Opzet van het VGO-onderzoek

Het VGO-onderzoek (Onderzoek veehouderij en gezondheid omwonenden) is uitgevoerd in het oostelijke deel van Noord-Brabant en in Noord-Limburg. Dit is het gebied met de meeste veehouderijen per vierkante kilometer. Ook zijn diverse diersectoren vertegenwoordigd.

Deelstudies

Het VGO-onderzoek is een vervolg op het eerdere Nederlandse IVG onderzoek (Intensieve Veehouderij en Gezondheid). Het VGO-onderzoek is uitgevoerd door een team van wetenschappers en onderzoekers van het RIVM, Universiteit Utrecht (IRAS), Wageningen University & Research en NIVEL (Nederlands instituut voor onderzoek van de gezondheidszorg).
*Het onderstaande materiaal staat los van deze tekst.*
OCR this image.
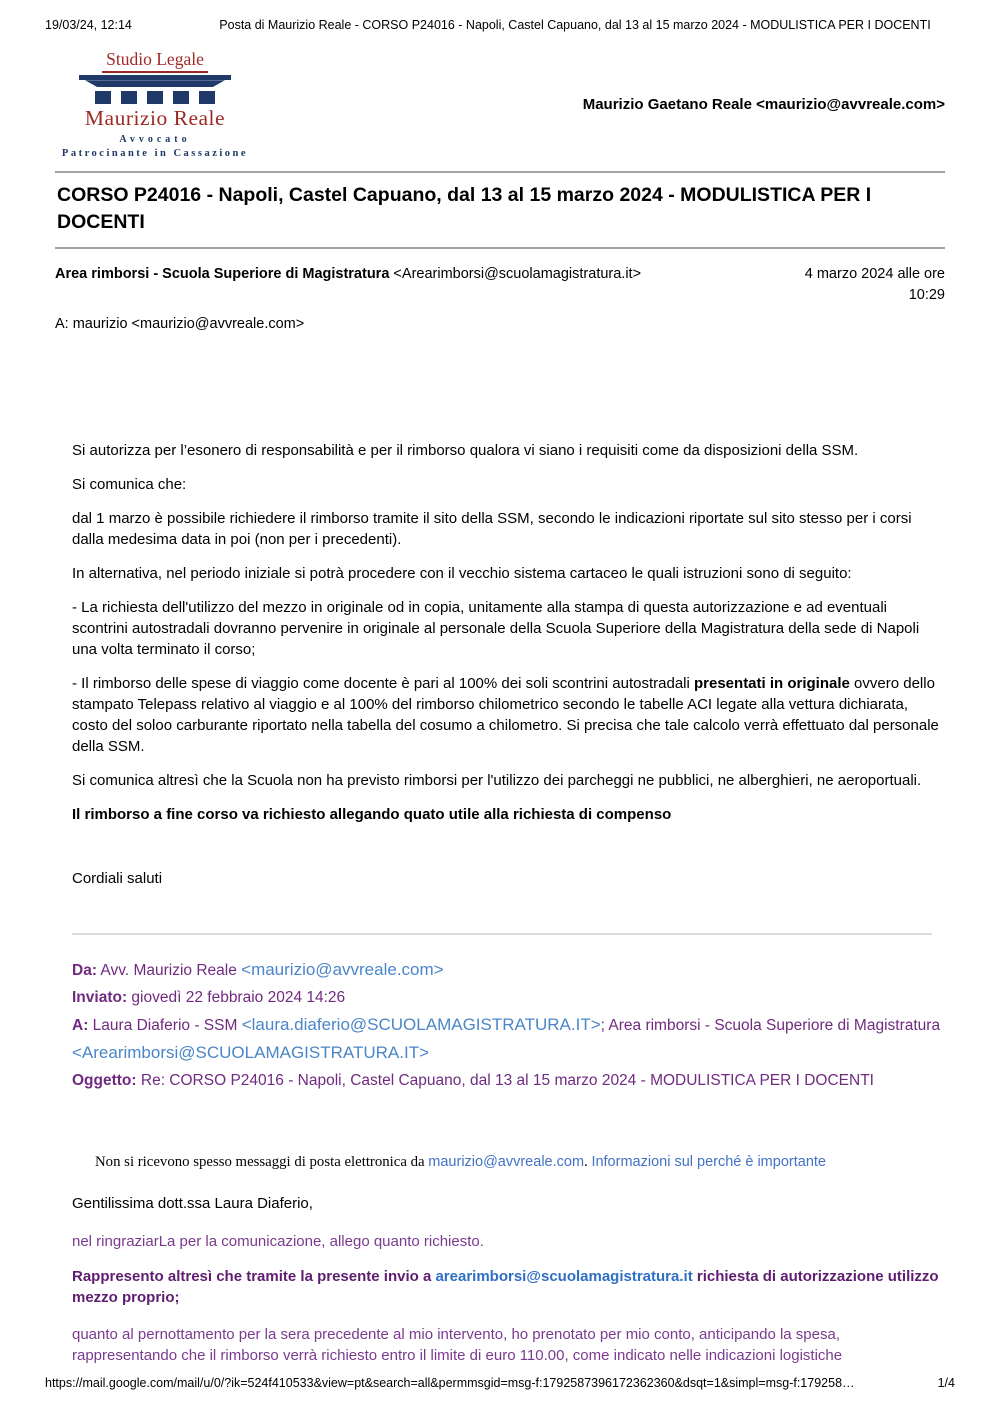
19/03/24, 12:14	Posta di Maurizio Reale - CORSO P24016 - Napoli, Castel Capuano, dal 13 al 15 marzo 2024 - MODULISTICA PER I DOCENTI
Studio Legale
Maurizio Reale
Avvocato
Patrocinante in Cassazione
Maurizio Gaetano Reale <maurizio@avvreale.com>
CORSO P24016 - Napoli, Castel Capuano, dal 13 al 15 marzo 2024 - MODULISTICA PER I DOCENTI
Area rimborsi - Scuola Superiore di Magistratura <Arearimborsi@scuolamagistratura.it>	4 marzo 2024 alle ore
10:29
A: maurizio <maurizio@avvreale.com>

Si autorizza per l’esonero di responsabilità e per il rimborso qualora vi siano i requisiti come da disposizioni della SSM.

Si comunica che:

dal 1 marzo è possibile richiedere il rimborso tramite il sito della SSM, secondo le indicazioni riportate sul sito stesso per i corsi dalla medesima data in poi (non per i precedenti).

In alternativa, nel periodo iniziale si potrà procedere con il vecchio sistema cartaceo le quali istruzioni sono di seguito:

- La richiesta dell'utilizzo del mezzo in originale od in copia, unitamente alla stampa di questa autorizzazione e ad eventuali scontrini autostradali dovranno pervenire in originale al personale della Scuola Superiore della Magistratura della sede di Napoli una volta terminato il corso;

- Il rimborso delle spese di viaggio come docente è pari al 100% dei soli scontrini autostradali presentati in originale ovvero dello stampato Telepass relativo al viaggio e al 100% del rimborso chilometrico secondo le tabelle ACI legate alla vettura dichiarata, costo del soloo carburante riportato nella tabella del cosumo a chilometro. Si precisa che tale calcolo verrà effettuato dal personale della SSM.

Si comunica altresì che la Scuola non ha previsto rimborsi per l'utilizzo dei parcheggi ne pubblici, ne alberghieri, ne aeroportuali.

Il rimborso a fine corso va richiesto allegando quato utile alla richiesta di compenso

Cordiali saluti

Da: Avv. Maurizio Reale <maurizio@avvreale.com>
Inviato: giovedì 22 febbraio 2024 14:26
A: Laura Diaferio - SSM <laura.diaferio@SCUOLAMAGISTRATURA.IT>; Area rimborsi - Scuola Superiore di Magistratura <Arearimborsi@SCUOLAMAGISTRATURA.IT>
Oggetto: Re: CORSO P24016 - Napoli, Castel Capuano, dal 13 al 15 marzo 2024 - MODULISTICA PER I DOCENTI
Non si ricevono spesso messaggi di posta elettronica da maurizio@avvreale.com. Informazioni sul perché è importante
Gentilissima dott.ssa Laura Diaferio,
nel ringraziarLa per la comunicazione, allego quanto richiesto.
Rappresento altresì che tramite la presente invio a arearimborsi@scuolamagistratura.it richiesta di autorizzazione utilizzo mezzo proprio;
quanto al pernottamento per la sera precedente al mio intervento, ho prenotato per mio conto, anticipando la spesa, rappresentando che il rimborso verrà richiesto entro il limite di euro 110.00, come indicato nelle indicazioni logistiche
https://mail.google.com/mail/u/0/?ik=524f410533&view=pt&search=all&permmsgid=msg-f:1792587396172362360&dsqt=1&simpl=msg-f:179258…	1/4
In de zomer van 2016 is het uitgebreide VGO-rapport gepubliceerd: Veehouderij en gezondheid omwonenden (hierna: VGO-hoofdrapport). In juni 2017 volgde een rapport met nadere resultaten: Veehouderij en Gezondheid Omwonenden (aanvullende studies). Analyse van gezondheidseffecten, risicofactoren en uitstoot van bio-aerosolen (hierna ‘VGO-aanvullende studies’). Dit rapport bevat aanvullende en diepgaande analyses van de al bestaande gegevens. Een aantal resultaten is hiermee nog eens extra bevestigd.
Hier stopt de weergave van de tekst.